De Verenigde Staten en Canada zijn de landen waar de Nederlandse universiteiten de meeste banden mee hebben. Een kwart van de betrekkingen wordt onderhouden met Noord-Amerika. Daarna zijn Groot-Brittannië, Duitsland en België belangrijk.

XB

Voor meer over de Elsevier-enquete: zie het Ublad van morgen 13 oktober


UU opnieuw beste volgens hoogleraren

Uit de enquête onder meer dan 1800 hoogleraren en bijna 800 hoofddocenten blijkt dat Utrecht op vier criteria het beste scoort van alle Nederlandse universiteit. Of het nu gaat om het bachelor-programma, het master-programma, de kwaliteit van de docenten of de kwaliteit van de wetenschappelijke publicaties, de UU steekt er met kop en schouders bovenuit. Hiermee handhaaft Utrecht de koppositie van vorig jaar.

De hoogleraren vinden zes Utrechtse opleidingen de beste in hun soort, vorig jaar waren dat er nog zeven. De opleiding sociale geografie en planologie is de enige Utrechtse opleiding die op alle vier deelgebieden door de hoogleraren en hoofddocenten een eerste plaats krijgt toebedeeld.

Met bestuurs- en organisatiewetenschap is sociale geografie en planologie bovendien ook bij de studenten als beste uit de bus gekomen. Dat blijkt uit de studentenoordelen die Elsevier heeft verzameld. Nog vier andere Utrechtse opleidingen werden door studenten als beste aangemerkt: culturele antropologie, Nederlands, pedagogiek en informatica.

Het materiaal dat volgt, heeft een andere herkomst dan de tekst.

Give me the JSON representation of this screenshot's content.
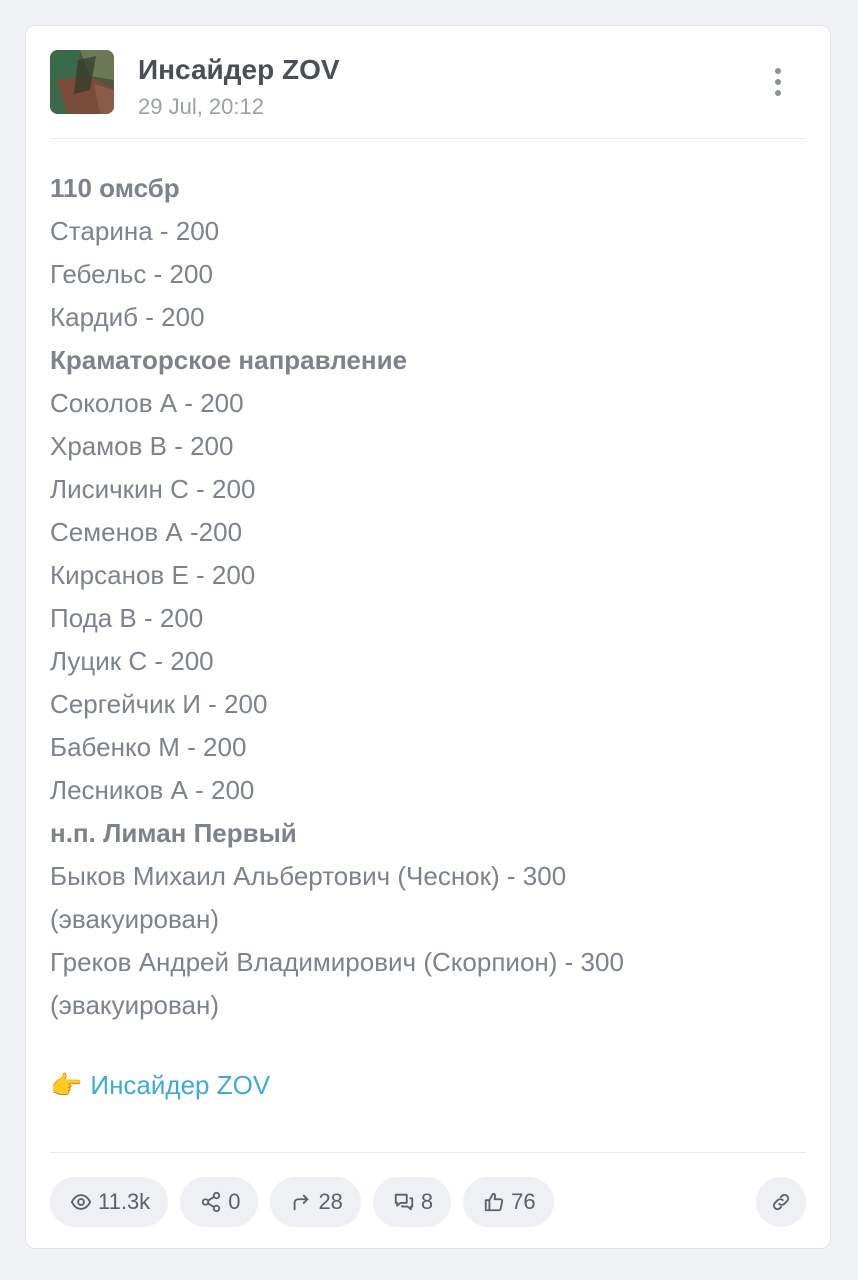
{
  "header": {
    "channel_name": "Инсайдер ZOV",
    "date": "29 Jul, 20:12"
  },
  "post": {
    "lines": [
      {
        "text": "110 омсбр",
        "bold": true
      },
      {
        "text": "Старина - 200",
        "bold": false
      },
      {
        "text": "Гебельс - 200",
        "bold": false
      },
      {
        "text": "Кардиб - 200",
        "bold": false
      },
      {
        "text": "Краматорское направление",
        "bold": true
      },
      {
        "text": "Соколов А - 200",
        "bold": false
      },
      {
        "text": "Храмов В - 200",
        "bold": false
      },
      {
        "text": "Лисичкин С - 200",
        "bold": false
      },
      {
        "text": "Семенов А -200",
        "bold": false
      },
      {
        "text": "Кирсанов Е - 200",
        "bold": false
      },
      {
        "text": "Пода В - 200",
        "bold": false
      },
      {
        "text": "Луцик С - 200",
        "bold": false
      },
      {
        "text": "Сергейчик И - 200",
        "bold": false
      },
      {
        "text": "Бабенко М - 200",
        "bold": false
      },
      {
        "text": "Лесников А - 200",
        "bold": false
      },
      {
        "text": "н.п. Лиман Первый",
        "bold": true
      },
      {
        "text": "Быков Михаил Альбертович (Чеснок) - 300 (эвакуирован)",
        "bold": false
      },
      {
        "text": "Греков Андрей Владимирович (Скорпион) - 300 (эвакуирован)",
        "bold": false
      }
    ],
    "link_emoji": "👉",
    "link_text": "Инсайдер ZOV"
  },
  "footer": {
    "views": "11.3k",
    "shares": "0",
    "forwards": "28",
    "comments": "8",
    "likes": "76"
  },
  "colors": {
    "link": "#3ea9dc",
    "text": "#7d838c",
    "title": "#4a4f57",
    "pill_bg": "#eef0f4"
  },
  "icons": [
    "more-vertical-icon",
    "eye-icon",
    "share-nodes-icon",
    "forward-arrow-icon",
    "comments-icon",
    "thumbs-up-icon",
    "link-icon"
  ]
}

Opmerkelijk zijn de positieve studentenoordelen over schriftelijke- en mondelinge vaardigheden. Bij zes Utrechtse opleidingen is het resultaat hier beduidend hoger dan bij vergelijkbare opleidingen elders. Wellicht duidt dit op een waardering van studenten voor de Utrechtse bachelor-aanpak waarin veel aandacht is voor communicatieve vaardigheden.

XB

Meer over de Elsevier-enquete: zie het Ublad van morgen 13 oktober.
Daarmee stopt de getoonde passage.